Durante a reunião, o presidente também homologou o acordo coletivo de trabalho que já havia sido firmado entre o Sindicato dos Trabalhadores em Transportes Rodoviários da Região Integrada de Desenvolvimento Econômico (Sittrinde) e as empresas de transporte coletivo da região, representadas pela Associação das Empresas de Transporte Interestadual e Intermunicipal da Região Integrada de Desenvolvimento Econômico do DF (Assetransp).

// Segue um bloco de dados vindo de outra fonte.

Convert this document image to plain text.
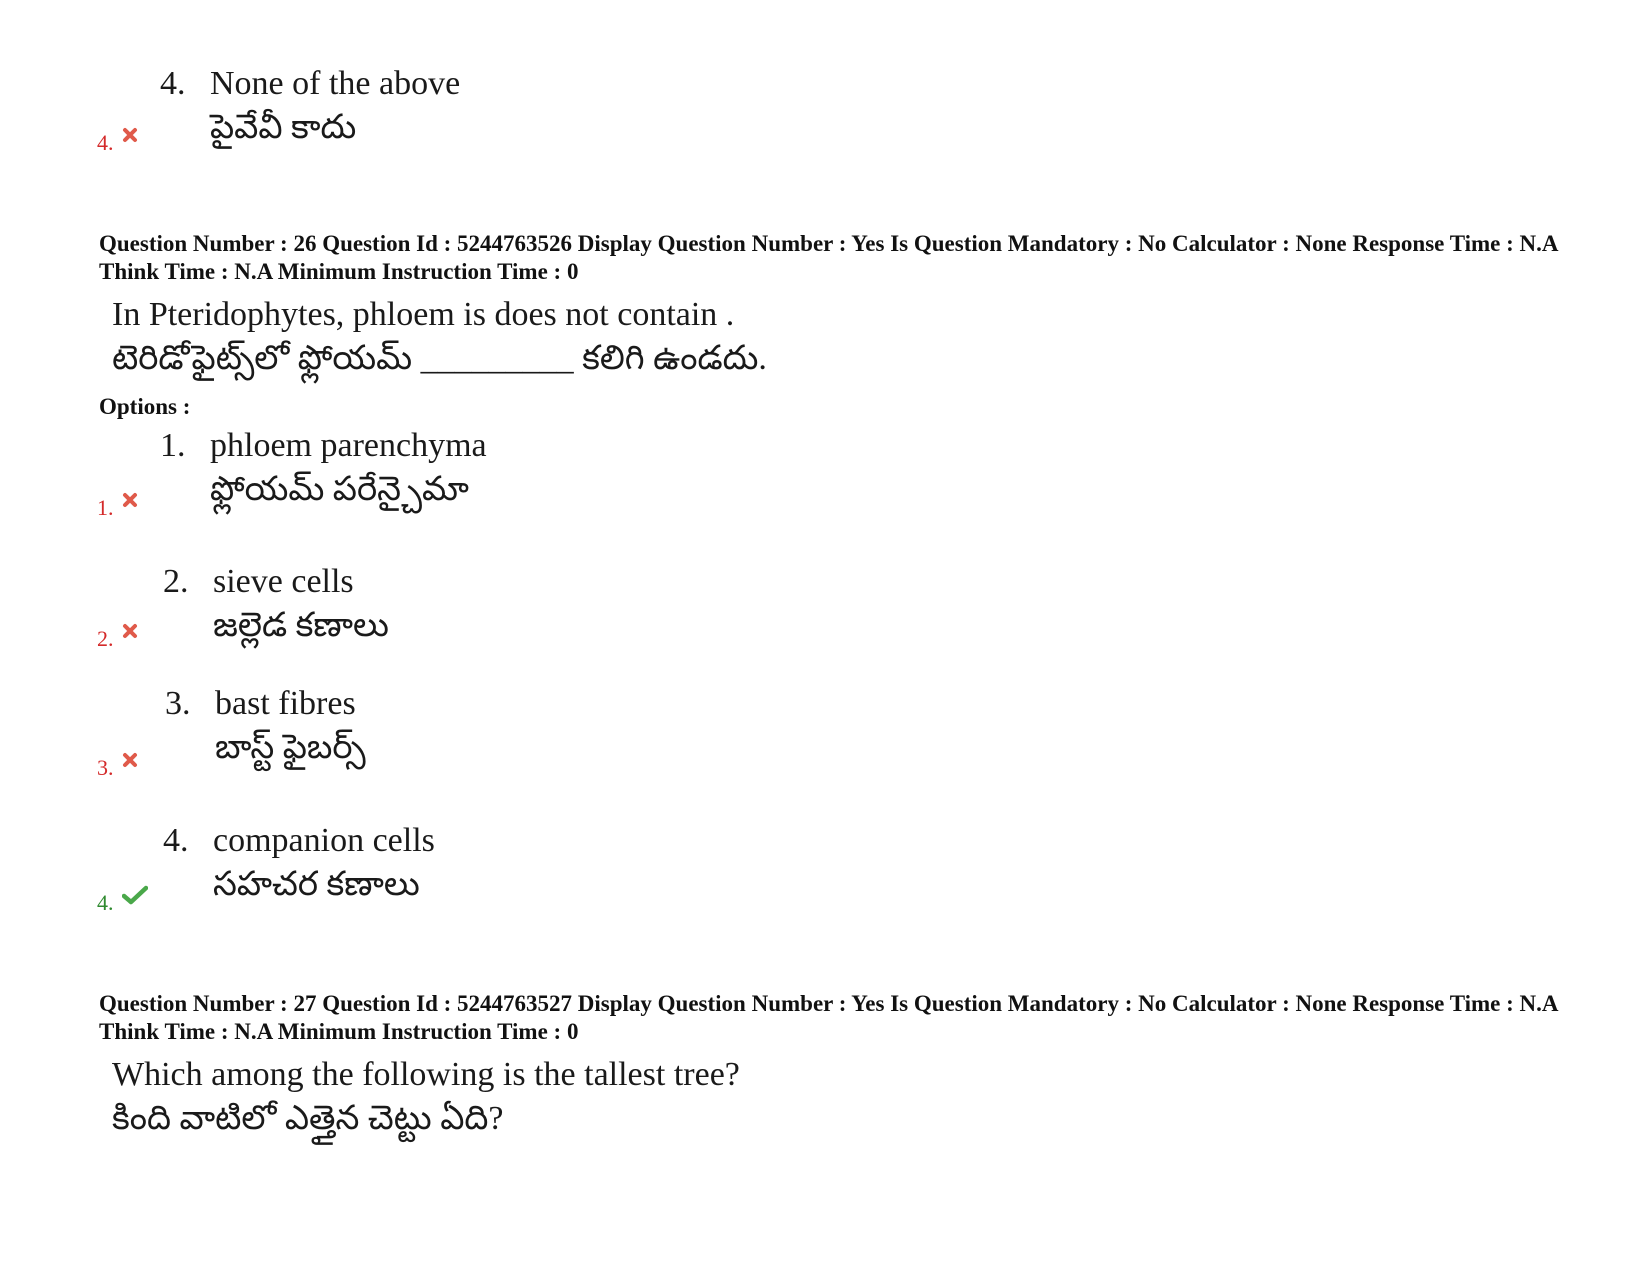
4. None of the above
పైవేవీ కాదు
4.
Question Number : 26 Question Id : 5244763526 Display Question Number : Yes Is Question Mandatory : No Calculator : None Response Time : N.A Think Time : N.A Minimum Instruction Time : 0
In Pteridophytes, phloem is does not contain .
టెరిడోఫైట్స్‌లో ఫ్లోయమ్ _________ కలిగి ఉండదు.
Options :
1. phloem parenchyma
ఫ్లోయమ్ పరేన్చైమా
1.
2. sieve cells
జల్లెడ కణాలు
2.
3. bast fibres
బాస్ట్ ఫైబర్స్
3.
4. companion cells
సహచర కణాలు
4.
Question Number : 27 Question Id : 5244763527 Display Question Number : Yes Is Question Mandatory : No Calculator : None Response Time : N.A Think Time : N.A Minimum Instruction Time : 0
Which among the following is the tallest tree?
కింది వాటిలో ఎత్తైన చెట్టు ఏది?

No entanto, de acordo com Renilton Gonçalves, presidente do Sinditrans-Al, a greve vai continuar mesmo após o decretação da multa. “O sindicato vai levar a multa, mas os rodoviários vão continuar com as manifestações. Quem não quer rodar é a categoria”, afirma. “Não posso chegar lá e falar que todo mundo vai rodar. Não movi uma palha para os rodoviários pararem, agora não vou mover uma palha para eles retornarem”.